In her recent book, Tina Campt (2017) asks us to listen to images, whether they are the delicate prints that we find in colonial archives or the ones that live in our family scrapbooks and photo albums. She argues that attention must be paid to quiet, quotidian photographs as way of recognizing their haptic frequencies, those that don’t register as audible but impact us through vibration nonetheless. I am also interested in listening to images as they are embedded in the twentieth-century practice of the family slide show. I strain to hear the click of the button that the narrator presses to advance to the next image. The sound that directly precedes that click, that of the projector advancing. The hum of the projector’s fan. The voice of the narrator that often, I wager, belongs to the patriarch of the family as he speaks of, about, and through images. The unruly interjections and interruptions of the audience, family, and friends who might ask about missing images or wonder out loud why the chronology of the carousel or of the narrator’s story does not match their memory of past events. The sizzle of food frying in the kitchen. I also strive to hear the quieter and more specific frequencies embedded in and between the images that comprise my family’s slide show(s), wavelengths that narrate our postcolonial relations and aspirations even as they point to broader twentieth-century unfoldings.

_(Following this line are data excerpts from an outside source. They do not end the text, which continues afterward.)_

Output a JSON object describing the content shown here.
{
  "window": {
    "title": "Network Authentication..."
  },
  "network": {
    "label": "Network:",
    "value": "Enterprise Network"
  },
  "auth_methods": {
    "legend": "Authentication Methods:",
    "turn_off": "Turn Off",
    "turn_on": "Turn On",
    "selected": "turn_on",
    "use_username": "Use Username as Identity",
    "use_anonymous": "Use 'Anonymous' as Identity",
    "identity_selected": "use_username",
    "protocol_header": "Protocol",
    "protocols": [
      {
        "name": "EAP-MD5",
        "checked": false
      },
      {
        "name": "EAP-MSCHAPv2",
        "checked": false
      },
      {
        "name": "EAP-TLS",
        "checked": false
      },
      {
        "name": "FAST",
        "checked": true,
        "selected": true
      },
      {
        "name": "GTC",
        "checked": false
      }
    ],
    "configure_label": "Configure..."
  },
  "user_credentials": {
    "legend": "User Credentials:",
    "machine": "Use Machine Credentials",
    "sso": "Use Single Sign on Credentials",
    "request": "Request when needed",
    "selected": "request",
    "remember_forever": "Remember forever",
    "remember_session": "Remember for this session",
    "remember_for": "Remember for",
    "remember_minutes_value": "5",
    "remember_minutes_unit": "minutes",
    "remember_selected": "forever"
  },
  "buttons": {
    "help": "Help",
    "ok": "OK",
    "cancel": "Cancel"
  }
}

The photographs in this photo-essay engage with this sort of listening. They demand that attention be paid to the family slide show where the sounds of collective, ritualized looking are baked into the images themselves. They mark my family’s slide show as a constitutive practice, one that leaves sonic, haptic, and optic traces of subjects, nations, history, and biography. Moreover, the images in this essay, when taken as a slide show, push us to consider archiving as an active unfolding where projection, reenactment, performance, and juxtaposition are all generative of the postcolonial imagination.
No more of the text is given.